Let’s say your attorney gets you a settlement from the at-fault driver’s insurance company. At that point, you will likely have to repay BCBSWY and your med pay policy from the settlement proceeds. Your attorney should negotiate your lien with those parties.

If Medicare or Medicaid paid for your medical treatment, then they will have a lien even if they do not notify your attorney or the auto insurance carrier. In some horror stories, they come back years after a case settled and demand to be repaid. In my experience, dealing with Medicare or Medicaid liens adds at least six weeks to getting a case resolved.

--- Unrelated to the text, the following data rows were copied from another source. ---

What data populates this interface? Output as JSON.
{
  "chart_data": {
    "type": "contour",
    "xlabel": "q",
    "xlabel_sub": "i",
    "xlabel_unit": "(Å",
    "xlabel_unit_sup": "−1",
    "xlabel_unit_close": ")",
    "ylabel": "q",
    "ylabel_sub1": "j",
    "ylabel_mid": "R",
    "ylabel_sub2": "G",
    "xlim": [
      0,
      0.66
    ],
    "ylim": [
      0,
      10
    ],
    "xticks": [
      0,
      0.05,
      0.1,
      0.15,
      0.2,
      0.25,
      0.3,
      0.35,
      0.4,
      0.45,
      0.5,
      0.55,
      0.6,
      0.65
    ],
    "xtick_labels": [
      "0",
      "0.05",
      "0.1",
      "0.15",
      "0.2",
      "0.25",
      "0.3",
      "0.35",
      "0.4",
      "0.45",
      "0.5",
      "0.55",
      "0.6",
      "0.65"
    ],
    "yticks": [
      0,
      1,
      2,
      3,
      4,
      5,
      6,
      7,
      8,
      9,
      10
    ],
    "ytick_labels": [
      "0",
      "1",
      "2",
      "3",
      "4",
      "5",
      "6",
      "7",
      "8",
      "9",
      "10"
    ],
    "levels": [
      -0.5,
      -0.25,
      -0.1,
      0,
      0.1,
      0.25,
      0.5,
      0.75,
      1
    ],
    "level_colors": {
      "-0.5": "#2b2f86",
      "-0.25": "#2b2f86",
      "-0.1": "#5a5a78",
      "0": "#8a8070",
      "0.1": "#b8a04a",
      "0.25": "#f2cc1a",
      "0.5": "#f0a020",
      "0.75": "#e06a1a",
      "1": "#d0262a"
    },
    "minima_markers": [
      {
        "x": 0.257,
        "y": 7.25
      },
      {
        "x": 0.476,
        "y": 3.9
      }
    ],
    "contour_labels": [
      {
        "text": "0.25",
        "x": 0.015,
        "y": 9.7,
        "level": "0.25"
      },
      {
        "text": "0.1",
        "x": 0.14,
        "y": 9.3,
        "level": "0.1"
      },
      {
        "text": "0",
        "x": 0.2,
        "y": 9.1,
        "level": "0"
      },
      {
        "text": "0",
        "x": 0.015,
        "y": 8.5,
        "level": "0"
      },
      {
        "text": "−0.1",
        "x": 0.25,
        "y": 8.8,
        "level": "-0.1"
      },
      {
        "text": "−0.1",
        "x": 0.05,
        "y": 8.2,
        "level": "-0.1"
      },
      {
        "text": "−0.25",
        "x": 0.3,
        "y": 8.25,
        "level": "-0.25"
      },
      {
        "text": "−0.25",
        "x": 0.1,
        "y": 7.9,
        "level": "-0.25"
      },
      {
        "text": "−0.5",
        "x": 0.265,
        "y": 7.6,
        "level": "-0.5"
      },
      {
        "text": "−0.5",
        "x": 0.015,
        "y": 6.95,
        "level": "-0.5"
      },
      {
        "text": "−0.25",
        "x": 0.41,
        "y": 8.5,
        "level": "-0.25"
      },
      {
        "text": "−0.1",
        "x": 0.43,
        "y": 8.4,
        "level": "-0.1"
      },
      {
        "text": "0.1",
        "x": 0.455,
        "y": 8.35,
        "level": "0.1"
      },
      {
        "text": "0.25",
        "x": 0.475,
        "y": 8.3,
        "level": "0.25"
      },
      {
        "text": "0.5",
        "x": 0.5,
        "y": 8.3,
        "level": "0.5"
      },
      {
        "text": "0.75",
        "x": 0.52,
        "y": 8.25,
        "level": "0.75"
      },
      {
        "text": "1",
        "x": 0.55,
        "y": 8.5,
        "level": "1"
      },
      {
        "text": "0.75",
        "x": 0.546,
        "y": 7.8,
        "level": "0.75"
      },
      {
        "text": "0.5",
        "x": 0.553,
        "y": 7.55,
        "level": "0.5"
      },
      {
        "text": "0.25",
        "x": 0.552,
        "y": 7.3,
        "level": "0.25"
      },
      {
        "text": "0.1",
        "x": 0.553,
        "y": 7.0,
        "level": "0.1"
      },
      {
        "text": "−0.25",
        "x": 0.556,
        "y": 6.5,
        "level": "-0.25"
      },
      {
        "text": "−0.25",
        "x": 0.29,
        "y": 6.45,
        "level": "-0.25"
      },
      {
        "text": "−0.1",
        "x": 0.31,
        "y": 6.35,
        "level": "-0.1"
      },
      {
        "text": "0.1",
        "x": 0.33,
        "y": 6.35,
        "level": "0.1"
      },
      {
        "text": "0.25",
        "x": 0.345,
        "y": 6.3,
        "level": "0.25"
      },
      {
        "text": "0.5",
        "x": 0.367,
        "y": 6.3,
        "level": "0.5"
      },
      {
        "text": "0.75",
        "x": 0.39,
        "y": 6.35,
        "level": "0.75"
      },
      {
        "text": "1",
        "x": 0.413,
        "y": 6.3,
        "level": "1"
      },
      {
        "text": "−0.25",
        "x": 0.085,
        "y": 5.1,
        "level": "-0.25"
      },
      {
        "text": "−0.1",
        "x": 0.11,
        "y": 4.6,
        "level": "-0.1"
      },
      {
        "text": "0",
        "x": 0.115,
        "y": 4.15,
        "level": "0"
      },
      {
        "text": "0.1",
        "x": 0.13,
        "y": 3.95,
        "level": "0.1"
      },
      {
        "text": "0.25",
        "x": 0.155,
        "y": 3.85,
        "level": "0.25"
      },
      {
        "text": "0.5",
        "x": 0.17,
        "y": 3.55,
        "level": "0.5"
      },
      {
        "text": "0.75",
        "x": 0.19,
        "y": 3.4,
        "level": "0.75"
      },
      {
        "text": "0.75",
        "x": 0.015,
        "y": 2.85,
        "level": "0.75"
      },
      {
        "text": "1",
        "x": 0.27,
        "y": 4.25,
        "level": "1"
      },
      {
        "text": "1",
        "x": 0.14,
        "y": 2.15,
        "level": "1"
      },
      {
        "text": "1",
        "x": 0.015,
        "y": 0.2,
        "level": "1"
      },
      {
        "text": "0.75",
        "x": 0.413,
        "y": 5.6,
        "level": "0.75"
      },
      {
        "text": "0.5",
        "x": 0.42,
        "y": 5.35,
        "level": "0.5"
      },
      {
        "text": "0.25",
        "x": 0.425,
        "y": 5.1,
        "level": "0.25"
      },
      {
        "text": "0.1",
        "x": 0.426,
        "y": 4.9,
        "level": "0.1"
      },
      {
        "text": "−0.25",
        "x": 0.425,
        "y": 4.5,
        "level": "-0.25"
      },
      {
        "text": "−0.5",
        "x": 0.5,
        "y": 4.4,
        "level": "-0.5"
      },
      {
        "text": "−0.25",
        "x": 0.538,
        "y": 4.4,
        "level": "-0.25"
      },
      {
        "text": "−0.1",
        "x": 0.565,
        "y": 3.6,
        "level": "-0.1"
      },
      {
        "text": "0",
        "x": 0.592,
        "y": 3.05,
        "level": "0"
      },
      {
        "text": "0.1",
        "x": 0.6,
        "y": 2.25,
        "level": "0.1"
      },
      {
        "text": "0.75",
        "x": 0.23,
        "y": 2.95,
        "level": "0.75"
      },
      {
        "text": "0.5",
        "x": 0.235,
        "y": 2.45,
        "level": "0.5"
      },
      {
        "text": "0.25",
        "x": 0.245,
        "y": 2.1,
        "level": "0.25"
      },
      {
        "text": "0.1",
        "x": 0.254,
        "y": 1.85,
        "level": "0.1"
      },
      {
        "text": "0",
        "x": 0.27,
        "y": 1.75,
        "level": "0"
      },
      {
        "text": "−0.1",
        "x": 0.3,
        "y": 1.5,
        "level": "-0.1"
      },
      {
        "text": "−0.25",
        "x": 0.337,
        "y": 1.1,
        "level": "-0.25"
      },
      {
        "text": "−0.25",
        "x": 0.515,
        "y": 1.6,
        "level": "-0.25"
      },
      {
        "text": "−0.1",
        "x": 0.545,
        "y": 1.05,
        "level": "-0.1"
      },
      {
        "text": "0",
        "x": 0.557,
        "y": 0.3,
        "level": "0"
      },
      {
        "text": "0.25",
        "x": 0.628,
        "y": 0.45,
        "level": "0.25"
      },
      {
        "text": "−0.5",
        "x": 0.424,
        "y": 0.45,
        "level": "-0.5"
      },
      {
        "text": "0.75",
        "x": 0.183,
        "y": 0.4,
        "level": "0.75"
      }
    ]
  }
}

If you have unpaid medical bills, your attorney should notify the provider and ask them to wait until the case settles for payment. There are certain laws and rules about when a hospital or medical provider can demand payment but a hospital will typically wait until a case settles before sending you to collections. If you are worried about unpaid bills after a car accident, an attorney can communicate with healthcare providers and billing companies on your behalf to notify them that a claim is ongoing and to make sure your bills will not be sent to collections.